2.1 ORB Feature Detection and Description

ORB features consists of two parts: the oriented multi-scale FAST keypoints and the rotated BRIEF descriptor [3]. As a result, they are rotation invariant and it is extremely fast to compute and match ORB.

FAST corners are widely used because of its fast detection speed, but they do not have an orientation component and are not multi-scale. To overcome these weaknesses, ORB add scale and rotation description. Scale invariance is achieved by building a scale pyramids of the image and detecting corners at each level and the rotation description is added by intensity centroid. The moments of a patch are defined as:

$$m_{pq} = \sum\limits_{x,y} {x^{p} y^{q} I(x,y)}$$
(1)

And the centroid of it can be found by the moments defined above:

$$C = (\frac{{m_{10} }}{{m_{00} }},\frac{{m_{01} }}{{m_{00} }})$$
(2)

A vector OC is get by connecting the corner’s center and the centroid. The orientation of the features is defined as:

$$\theta = \arctan (m_{01} ,m_{10} )$$
(3)

The BRIEF descriptor is a binary descriptor which describes the pixels information around the detected keypoints. The “Steer BRIEF” feature after the rotation can be calculated by using the direction information, so that the descriptor of the ORB has good rotation invariance.

According to the statistics, the calculation speed of ORB is about 10 times faster than SURF and SIFT. To compute ORB in an image of size 752 × 480, it detects 500 features in 0.011679 s. Comparing to SURF and SIFT on the same image, the time cost are as follows: 0.091570 s, 0.116692 s.

2.2 Feature Matching

The feature matching step solves the problem of data association, which is critical because it can reduce the burden for subsequent pose estimation, optimization, and so on by accurate feature matching.

We adopt FLANN (Fast Library for Approximate Nearest Neighbors) in the feature matching step as it is fast and efficient. It significantly improves matching efficiency depending on the Randomized K-d Three Algorithm and The Priority search K-means Three Algorithm. For better performance, we remove error matches based on the condition that Hamming distance is less than twice the minimum distance. In the next step, we will use random sampling consensus strategies to remove more outliers for more accurate motion estimation.

3 Motion Estimation

3.1 Motion Estimation Based on the Epipolar Constraint

After feature matching, the geometric relations between two images can be computed from feature correspondences. Furthermore, we can compute the relative motion to get real-time position information. The main property of the epipolar constraint illustrated in the below, which is the basis of 2d-2d motion estimation [4].

P2 is the corresponding feature point of P1 in the other image, and they are both normalized coordinates.

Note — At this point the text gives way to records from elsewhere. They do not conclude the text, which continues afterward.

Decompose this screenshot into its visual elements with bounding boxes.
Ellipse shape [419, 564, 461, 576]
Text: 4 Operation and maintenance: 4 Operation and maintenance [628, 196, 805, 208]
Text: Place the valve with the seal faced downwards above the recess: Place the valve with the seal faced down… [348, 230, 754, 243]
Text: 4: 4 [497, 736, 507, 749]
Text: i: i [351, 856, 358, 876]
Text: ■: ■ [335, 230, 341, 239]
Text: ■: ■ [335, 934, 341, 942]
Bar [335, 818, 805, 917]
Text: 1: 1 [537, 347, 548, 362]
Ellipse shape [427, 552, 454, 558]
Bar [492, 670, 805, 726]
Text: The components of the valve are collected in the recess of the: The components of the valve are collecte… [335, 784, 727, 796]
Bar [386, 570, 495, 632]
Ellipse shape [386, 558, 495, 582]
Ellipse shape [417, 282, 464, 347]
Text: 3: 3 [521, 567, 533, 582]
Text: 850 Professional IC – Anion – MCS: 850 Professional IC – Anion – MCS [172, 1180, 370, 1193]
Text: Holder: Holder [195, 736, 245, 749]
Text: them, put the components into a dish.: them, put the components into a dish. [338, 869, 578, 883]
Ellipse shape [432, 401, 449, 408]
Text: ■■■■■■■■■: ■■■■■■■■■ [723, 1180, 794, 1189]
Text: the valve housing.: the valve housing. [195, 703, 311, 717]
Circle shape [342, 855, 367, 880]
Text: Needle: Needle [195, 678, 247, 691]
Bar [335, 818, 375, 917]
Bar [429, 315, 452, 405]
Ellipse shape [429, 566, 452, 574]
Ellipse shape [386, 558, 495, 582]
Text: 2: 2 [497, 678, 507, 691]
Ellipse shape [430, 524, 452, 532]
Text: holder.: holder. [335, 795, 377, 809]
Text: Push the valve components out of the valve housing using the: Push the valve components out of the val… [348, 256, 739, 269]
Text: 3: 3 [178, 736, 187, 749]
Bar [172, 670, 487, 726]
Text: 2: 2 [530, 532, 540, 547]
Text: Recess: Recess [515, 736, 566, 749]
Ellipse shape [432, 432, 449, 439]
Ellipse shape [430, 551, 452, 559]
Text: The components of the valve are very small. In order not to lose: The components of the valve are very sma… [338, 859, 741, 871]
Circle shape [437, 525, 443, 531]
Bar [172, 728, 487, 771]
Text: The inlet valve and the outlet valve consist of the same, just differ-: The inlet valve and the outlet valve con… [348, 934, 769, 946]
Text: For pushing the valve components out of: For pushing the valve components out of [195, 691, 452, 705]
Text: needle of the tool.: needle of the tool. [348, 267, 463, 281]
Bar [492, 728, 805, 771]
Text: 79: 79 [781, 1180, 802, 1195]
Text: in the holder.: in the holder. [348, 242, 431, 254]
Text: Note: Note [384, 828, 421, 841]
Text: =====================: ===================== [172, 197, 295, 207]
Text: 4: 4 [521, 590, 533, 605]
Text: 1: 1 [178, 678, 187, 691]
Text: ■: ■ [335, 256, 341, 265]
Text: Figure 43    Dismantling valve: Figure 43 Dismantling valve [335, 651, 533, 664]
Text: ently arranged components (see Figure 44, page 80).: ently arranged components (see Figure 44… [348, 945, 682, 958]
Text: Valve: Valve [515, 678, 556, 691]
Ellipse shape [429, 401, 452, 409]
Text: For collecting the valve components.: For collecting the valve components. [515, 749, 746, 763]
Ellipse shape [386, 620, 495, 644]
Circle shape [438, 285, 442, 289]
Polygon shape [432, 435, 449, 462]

The epipolar constraint between them can be formulated as:

$$p_{2}^{T} Ep_{1} = 0$$
(4)

E is the essential matrix which describes the geometric relations between two images. In this paper, we use the classic eight-point algorithm to compute E in the following form, where u and v is the normalized coordinates:

$$\left[ {u_{1} u_{2,} u_{1} v_{2,} u_{1} ,v_{1} u_{2,} v_{1} v_{2,} u_{2,} v_{2,} 1} \right] \cdot E = 0$$
(5)

The rotation matrix R and the translation matrix t can directly be extracted from E by SVD. And the rigid body transformation can be composed as:

$$T_{i + 1,i} = \left[ {\begin{array}{*{20}c} {R_{i + 1,i} } & {t_{i + 1,i} } \\ 0 & 1 \\ \end{array} } \right]$$
(6)

In summary, the motion estimation based on feature correspondences are as follows. Step 1: Feature detection and matching in continuous frame. Step 2: Compute essential matrix E based on corresponding features. Step 3: Extract the rotation and translation parts R, t from E. So the current pose can be computed by the transformation T if we get the pose at last timestamp.

3.2 RANSAC Algorithm

Matched features are usually contaminated by outliers that may be caused by blur, illumination and so on. Since the motion estimation is based on matched features, the wrong data association will have a bad effect on the accuracy on estimation.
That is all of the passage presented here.